First we show that $XY$ and $BC$ are parallel. Indeed, since $EFXY$ is cyclic and $BC$ is tangent to the incircle at $D$, we have $$\angle DXY=\angle FED=\angle FDB=\angle XDB.$$ Similarly, $ZW$ and $BC$ are parallel. Moreover, the points $X$, $Y$, $Z$ and $W$ all lie on the same side of $BC$ because, for example, $X$ lies in the interior of segment $DF$ (since $\angle EDF<90^{\circ }$), and similarly for the other points. Therefore it suffices to show that the distance from $BC$ to $XY$ and $ZW$ is the same.

We will use the following Lemma: Lemma. Let $△ABC$ be a non-rectangular triangle with altitudes $BU$ and $CV$. Then $d(A,UV)=d(A,BC)\cdot |\cos \angle A|$, where $d(P,\ell )$ denotes the distance from point $P$ to line $\ell$. Proof. Let $\varphi$ be the homothety with center $A$ and factor $\cos \angle A$, followed by reflection across the internal angle bisector of $\angle A$. Then $\varphi$ maps $B$ to $U$ and $C$ to $V$. Hence $△ABC$ and $△AUV$ are similar with factor $|\cos \angle A|$, from which the Lemma follows.
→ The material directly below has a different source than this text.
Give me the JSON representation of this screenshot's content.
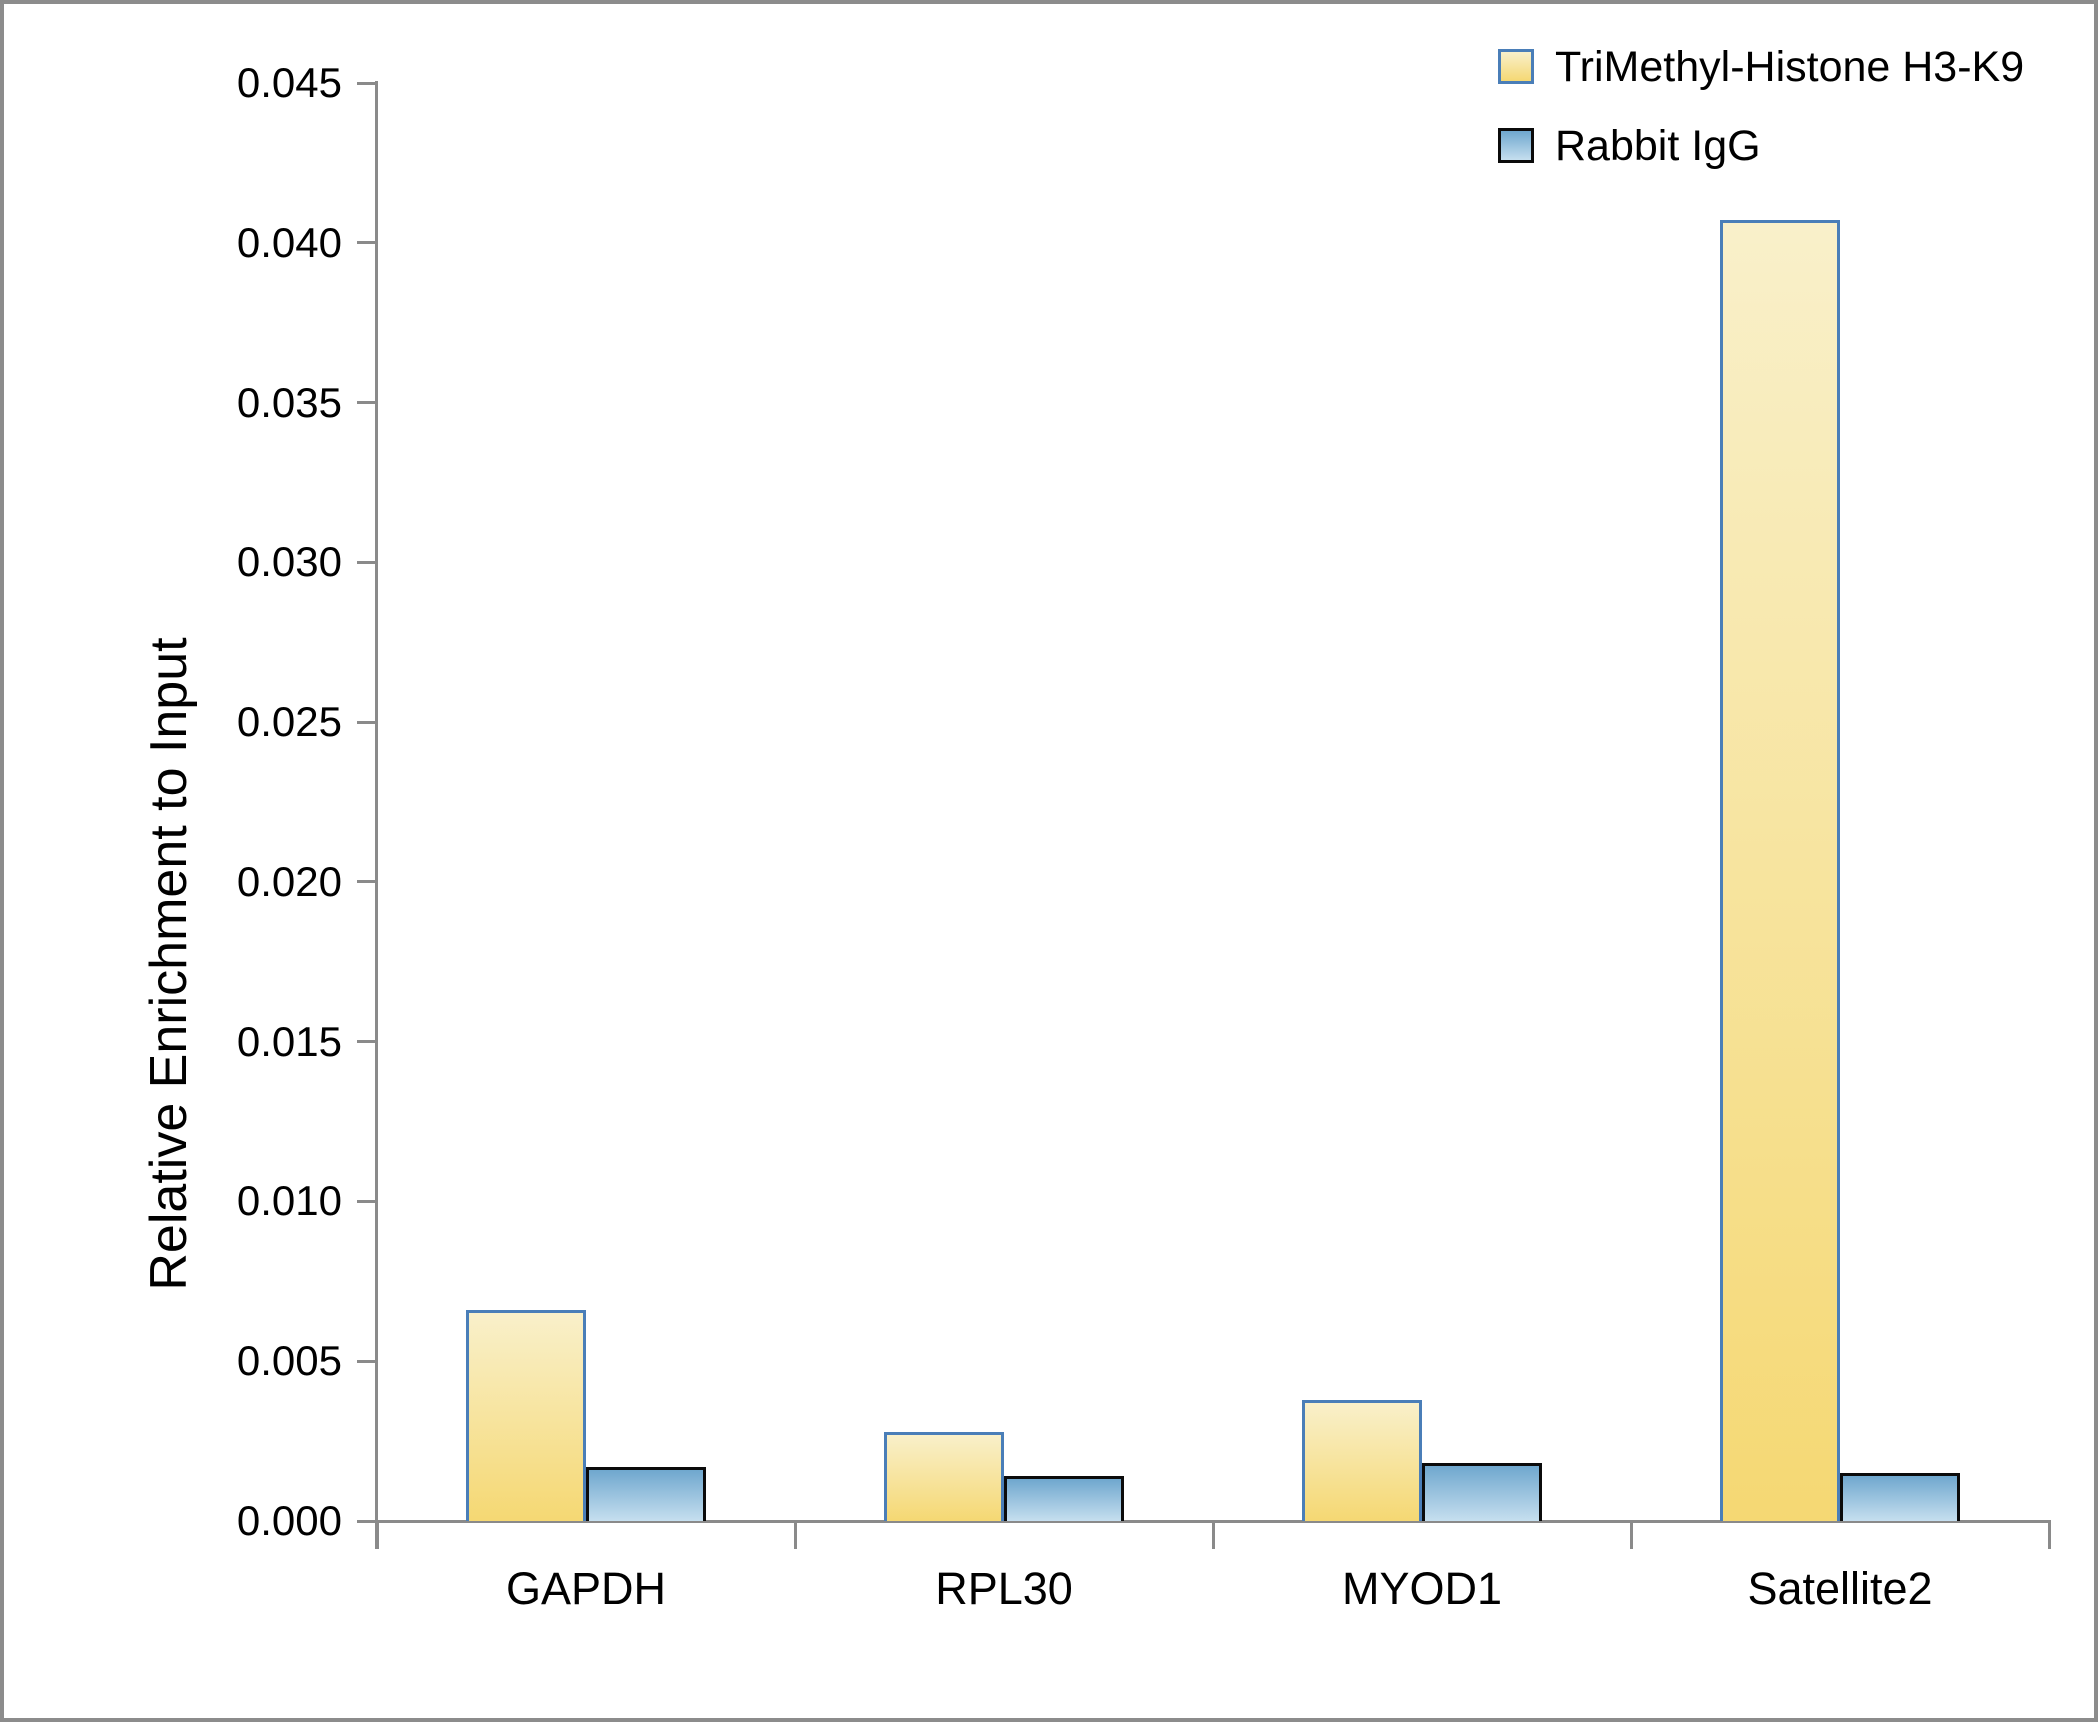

After applying the Lemma to $△DEF$ and $△PQR$ and noting that $$\cos \angle RPQ=\cos (180^{\circ }-\angle EDF)=-\cos \angle EDF,$$ it remains to show that $d(D,EF)=d(P,QR)$. However, since $EF$ and $RQ$ are parallel and $|BD|=|PC|$, this is equivalent to showing that $d(B,EF)=d(C,QR)$. But this can be done as follows: $$\begin{array}{rl}d(B,EF)& =|BF|\cdot \sin \angle BFE=|BD|\cdot \sin \angle EFA\\ & =|PC|\cdot \sin \angle AEF=|CQ|\cdot \sin \angle AQR\\ & =d(C,QR).\end{array}$$

Therefore, the lines $XY$ and $ZW$ are parallel and equidistant from $BC$, so the points $X$, $Y$, $Z$, $W$ are collinear.